Vanaf 2017 neemt de belangstelling voor Tuschinski toe. Er verschenen meerdere documentaires over hem en een boek over zijn liefdesaffaire. In Rotterdam wordt hij inmiddels herinnerd als de inspirerende en markante stadsgenoot die hij was.
Voor het huis in de Rochussenstraat, waar hij zijn laatste tijd in Rotterdam doorbracht, liggen drie gouden tegeltjes. Deze ‘Stolpersteine’ liggen overal in het centrum van Rotterdam voor de mensen die werden gedeporteerd. Op 14 mei 2018, bij de herdenking van het bombardement, kreeg Tuschinski speciale aandacht. Die dag werd de documentaire ‘De Hoge Vlucht van Abraham Tuschinski’ van Arthur Bueno vertoond in LantarenVenster.
Verder zijn er meerdere tentoonstellingen in de stad waarin hij een rol speelt.

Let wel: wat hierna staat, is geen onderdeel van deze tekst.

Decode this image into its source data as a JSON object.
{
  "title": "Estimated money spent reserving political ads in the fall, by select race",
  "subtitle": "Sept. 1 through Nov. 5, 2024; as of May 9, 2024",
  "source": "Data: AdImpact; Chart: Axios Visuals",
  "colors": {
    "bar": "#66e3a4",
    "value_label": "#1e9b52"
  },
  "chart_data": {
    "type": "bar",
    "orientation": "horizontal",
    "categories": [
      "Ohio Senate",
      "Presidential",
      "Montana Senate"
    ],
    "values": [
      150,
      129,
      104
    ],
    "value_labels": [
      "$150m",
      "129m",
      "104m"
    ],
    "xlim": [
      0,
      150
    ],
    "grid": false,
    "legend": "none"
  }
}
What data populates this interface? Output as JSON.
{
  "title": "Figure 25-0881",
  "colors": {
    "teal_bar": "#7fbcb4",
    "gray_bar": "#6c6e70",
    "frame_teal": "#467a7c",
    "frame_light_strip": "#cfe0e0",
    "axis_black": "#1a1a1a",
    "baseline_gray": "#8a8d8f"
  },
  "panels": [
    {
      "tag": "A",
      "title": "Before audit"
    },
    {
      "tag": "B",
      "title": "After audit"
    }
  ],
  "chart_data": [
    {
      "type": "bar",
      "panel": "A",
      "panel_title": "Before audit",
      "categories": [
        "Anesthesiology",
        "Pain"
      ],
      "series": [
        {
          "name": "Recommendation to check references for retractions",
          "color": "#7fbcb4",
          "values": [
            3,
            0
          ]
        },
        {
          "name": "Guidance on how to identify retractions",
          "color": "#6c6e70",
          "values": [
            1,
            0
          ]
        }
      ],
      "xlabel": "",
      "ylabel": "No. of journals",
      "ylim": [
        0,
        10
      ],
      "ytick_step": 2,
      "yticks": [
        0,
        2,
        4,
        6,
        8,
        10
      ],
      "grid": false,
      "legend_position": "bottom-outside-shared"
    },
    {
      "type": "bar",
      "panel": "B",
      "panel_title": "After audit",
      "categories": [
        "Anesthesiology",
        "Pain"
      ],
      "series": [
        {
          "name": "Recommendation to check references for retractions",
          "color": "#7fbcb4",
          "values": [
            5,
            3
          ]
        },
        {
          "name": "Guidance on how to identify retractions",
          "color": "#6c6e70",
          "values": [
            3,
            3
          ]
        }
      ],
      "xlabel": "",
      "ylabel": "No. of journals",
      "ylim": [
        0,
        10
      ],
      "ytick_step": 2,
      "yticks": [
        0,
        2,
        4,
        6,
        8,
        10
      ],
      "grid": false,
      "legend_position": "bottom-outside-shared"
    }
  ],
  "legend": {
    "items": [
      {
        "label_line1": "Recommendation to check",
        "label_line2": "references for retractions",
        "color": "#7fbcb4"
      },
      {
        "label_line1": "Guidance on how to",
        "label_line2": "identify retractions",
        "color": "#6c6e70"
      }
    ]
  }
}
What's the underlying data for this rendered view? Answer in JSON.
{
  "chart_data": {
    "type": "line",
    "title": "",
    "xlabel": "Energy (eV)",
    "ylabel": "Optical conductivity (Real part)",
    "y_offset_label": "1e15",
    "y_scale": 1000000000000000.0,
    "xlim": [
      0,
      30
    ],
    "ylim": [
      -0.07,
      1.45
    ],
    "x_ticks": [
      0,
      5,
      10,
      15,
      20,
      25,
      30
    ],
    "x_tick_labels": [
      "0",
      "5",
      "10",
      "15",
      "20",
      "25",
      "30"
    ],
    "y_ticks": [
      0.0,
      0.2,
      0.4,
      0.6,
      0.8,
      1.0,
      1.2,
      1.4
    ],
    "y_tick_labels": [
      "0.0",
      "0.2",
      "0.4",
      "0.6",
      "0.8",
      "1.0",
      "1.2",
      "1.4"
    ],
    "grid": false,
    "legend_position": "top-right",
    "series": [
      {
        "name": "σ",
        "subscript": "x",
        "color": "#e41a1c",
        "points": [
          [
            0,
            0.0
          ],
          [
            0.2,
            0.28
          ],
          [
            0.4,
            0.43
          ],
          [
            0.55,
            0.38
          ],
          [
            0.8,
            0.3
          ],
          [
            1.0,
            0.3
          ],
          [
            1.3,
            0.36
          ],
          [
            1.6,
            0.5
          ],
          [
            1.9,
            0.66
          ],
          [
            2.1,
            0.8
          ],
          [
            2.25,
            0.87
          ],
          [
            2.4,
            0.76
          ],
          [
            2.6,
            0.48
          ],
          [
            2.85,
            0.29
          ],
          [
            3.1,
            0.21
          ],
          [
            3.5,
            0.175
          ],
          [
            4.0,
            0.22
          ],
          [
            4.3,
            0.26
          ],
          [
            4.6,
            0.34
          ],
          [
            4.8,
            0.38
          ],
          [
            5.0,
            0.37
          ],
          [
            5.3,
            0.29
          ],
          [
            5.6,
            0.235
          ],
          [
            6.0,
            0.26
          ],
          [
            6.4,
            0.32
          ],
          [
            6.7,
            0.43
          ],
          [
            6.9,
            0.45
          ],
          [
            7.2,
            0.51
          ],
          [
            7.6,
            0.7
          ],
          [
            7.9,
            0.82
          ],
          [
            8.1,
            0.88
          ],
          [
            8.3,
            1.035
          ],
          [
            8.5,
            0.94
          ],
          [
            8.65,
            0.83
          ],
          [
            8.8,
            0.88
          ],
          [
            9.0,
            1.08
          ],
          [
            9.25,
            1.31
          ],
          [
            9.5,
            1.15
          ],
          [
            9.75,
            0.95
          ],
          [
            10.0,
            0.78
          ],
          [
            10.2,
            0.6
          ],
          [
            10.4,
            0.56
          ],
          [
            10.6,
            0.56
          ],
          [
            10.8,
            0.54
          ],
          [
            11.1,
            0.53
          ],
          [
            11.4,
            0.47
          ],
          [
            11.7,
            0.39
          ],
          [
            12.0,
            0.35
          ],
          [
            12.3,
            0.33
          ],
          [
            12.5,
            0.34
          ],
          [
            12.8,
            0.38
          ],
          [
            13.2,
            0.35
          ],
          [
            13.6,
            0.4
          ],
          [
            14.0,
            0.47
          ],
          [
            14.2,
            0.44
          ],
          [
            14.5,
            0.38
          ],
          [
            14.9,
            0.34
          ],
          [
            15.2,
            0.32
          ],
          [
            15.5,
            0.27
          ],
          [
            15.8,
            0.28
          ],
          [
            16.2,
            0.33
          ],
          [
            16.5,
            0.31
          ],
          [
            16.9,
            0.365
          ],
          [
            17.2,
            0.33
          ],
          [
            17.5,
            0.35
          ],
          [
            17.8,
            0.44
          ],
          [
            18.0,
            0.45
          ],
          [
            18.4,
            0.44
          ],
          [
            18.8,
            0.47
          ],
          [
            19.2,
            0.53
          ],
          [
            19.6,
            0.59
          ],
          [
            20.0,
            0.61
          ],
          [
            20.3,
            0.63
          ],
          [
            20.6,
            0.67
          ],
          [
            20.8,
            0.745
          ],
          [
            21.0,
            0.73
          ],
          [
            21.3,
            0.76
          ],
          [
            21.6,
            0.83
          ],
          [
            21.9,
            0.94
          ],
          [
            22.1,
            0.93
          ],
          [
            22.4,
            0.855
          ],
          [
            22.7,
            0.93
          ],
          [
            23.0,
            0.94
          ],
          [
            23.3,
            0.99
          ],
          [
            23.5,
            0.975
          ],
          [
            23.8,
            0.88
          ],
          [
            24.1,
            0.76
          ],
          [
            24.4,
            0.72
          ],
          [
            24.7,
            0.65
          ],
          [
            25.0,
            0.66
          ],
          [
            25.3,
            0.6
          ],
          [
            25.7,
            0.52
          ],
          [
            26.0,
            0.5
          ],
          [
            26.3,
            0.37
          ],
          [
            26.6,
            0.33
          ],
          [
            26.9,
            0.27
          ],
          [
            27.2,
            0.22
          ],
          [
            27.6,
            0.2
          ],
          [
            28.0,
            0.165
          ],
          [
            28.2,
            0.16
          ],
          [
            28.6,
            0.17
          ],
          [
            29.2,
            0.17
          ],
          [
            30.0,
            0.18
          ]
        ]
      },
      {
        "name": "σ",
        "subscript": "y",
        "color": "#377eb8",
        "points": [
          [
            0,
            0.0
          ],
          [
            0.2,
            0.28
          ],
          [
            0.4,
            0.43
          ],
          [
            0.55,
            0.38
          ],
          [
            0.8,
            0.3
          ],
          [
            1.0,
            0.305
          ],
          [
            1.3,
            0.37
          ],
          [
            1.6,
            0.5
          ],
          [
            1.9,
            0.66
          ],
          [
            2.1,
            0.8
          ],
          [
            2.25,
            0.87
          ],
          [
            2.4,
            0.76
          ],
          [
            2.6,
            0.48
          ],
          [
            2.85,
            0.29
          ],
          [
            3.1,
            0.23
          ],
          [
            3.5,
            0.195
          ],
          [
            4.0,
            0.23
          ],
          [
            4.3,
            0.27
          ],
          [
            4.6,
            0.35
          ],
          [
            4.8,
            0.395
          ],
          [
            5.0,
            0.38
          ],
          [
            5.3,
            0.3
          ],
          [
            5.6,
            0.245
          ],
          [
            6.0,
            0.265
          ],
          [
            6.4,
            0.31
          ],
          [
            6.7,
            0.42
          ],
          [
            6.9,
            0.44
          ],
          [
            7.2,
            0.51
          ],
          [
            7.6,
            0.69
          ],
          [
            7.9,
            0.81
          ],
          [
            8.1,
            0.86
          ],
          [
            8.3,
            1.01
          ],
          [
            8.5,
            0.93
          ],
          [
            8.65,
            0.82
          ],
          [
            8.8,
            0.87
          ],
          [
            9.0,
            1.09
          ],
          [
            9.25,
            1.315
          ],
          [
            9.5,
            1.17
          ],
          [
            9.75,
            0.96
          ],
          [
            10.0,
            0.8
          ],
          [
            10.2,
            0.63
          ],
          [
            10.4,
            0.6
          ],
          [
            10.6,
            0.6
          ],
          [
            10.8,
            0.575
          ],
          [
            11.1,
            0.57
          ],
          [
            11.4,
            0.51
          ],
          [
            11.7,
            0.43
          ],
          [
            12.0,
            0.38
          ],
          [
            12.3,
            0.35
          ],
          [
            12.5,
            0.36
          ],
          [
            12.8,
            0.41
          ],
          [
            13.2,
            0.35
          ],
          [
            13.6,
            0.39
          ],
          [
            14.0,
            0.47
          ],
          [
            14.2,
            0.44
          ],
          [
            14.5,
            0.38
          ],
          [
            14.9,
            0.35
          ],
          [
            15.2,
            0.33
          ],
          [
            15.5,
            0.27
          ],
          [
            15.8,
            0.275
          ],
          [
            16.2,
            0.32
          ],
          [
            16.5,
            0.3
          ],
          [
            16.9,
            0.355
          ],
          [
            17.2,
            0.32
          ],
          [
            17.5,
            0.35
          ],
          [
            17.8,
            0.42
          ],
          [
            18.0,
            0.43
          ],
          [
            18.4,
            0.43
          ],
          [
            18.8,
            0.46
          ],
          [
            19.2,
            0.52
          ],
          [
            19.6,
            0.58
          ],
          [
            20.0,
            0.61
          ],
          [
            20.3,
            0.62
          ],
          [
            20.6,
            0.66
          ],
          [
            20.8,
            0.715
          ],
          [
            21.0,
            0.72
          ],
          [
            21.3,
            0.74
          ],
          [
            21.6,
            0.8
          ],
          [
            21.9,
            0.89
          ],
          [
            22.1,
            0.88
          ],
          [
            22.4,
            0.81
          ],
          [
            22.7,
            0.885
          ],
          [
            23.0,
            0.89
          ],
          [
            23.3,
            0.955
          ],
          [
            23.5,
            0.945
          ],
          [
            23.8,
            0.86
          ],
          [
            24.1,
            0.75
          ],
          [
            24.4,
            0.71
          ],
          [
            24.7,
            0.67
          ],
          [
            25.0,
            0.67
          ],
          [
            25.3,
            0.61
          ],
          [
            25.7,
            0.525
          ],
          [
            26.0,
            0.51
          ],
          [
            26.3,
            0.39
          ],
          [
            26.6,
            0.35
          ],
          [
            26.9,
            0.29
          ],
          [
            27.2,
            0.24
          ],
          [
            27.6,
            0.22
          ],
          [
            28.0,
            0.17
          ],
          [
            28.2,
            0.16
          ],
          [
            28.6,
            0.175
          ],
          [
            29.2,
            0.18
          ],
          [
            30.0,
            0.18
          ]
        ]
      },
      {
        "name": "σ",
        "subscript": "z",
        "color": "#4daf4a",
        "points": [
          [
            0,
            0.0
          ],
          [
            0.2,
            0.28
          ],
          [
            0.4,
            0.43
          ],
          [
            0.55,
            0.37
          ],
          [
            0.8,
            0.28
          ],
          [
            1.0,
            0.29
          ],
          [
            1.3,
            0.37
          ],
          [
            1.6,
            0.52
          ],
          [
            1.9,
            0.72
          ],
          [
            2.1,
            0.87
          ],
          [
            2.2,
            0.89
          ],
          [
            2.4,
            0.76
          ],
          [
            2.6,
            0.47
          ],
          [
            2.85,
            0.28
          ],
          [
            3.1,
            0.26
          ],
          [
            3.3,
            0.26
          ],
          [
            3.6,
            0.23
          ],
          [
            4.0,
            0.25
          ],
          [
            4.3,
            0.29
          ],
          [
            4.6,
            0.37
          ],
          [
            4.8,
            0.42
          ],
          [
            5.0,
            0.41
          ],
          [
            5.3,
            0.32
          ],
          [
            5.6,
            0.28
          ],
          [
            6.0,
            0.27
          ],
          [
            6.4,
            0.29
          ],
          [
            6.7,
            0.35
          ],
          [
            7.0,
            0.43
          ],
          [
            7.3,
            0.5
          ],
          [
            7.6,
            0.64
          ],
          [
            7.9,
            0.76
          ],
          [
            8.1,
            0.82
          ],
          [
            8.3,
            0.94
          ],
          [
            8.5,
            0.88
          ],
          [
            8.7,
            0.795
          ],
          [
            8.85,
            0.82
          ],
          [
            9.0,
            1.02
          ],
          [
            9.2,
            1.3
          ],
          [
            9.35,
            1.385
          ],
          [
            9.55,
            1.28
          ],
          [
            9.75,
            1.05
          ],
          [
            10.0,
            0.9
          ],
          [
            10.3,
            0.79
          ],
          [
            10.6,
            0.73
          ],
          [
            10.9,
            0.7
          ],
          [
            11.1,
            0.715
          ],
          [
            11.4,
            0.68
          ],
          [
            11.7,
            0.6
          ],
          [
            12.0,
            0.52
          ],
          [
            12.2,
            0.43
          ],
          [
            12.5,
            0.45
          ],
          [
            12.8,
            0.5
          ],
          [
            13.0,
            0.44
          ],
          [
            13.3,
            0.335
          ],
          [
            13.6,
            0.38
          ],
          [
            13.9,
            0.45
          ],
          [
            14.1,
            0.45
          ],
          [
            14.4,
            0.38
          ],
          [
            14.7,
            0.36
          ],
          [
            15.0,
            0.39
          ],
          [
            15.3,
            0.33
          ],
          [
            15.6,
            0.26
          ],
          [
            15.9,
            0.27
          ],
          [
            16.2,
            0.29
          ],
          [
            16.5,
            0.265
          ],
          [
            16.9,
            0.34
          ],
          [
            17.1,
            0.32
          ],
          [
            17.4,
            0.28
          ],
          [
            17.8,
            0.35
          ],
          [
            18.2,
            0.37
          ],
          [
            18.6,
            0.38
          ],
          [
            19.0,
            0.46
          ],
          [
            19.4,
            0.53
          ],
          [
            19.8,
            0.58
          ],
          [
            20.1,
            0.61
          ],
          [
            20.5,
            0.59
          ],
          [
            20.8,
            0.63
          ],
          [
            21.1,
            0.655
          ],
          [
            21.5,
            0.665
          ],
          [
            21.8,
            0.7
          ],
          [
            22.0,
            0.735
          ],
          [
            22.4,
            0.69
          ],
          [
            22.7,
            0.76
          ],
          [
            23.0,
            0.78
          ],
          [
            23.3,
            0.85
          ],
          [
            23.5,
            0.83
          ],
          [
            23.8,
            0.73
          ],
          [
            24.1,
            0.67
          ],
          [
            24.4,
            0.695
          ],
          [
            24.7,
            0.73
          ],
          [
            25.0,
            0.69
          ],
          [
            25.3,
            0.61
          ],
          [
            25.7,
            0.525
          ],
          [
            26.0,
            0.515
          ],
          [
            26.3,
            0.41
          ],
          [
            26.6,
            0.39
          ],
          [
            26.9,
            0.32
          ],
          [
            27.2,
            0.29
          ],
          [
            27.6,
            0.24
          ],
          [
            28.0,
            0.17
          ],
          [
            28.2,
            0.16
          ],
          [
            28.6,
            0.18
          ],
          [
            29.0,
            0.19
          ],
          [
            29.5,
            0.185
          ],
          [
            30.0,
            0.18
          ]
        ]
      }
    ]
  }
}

In Museum Rotterdam is de expositie over Hotel New York en de Holland-Amerika Lijn waarin hij wordt herinnerd als doorvaarder die in de havenstad bleef hangen. Hij kreeg ook een eigen tentoonstelling in Verhalenhuis Belvedère op Katendrecht. Op de Kaap werd ook een muziekvoorstelling van Arie van der Krogt en Iris van der Lee gewijd aan de veelzijdigheid en het manische doorzettingsvermogen van de Rotterdamse held. En de Tuschinskistraat in de nieuw te bouwen wijk Little C is een blijvende herwaardering. Tuschinski gaf Amsterdam dan wel de mooiste bioscoop van ons land, hij was toch vooral Rotterdammer.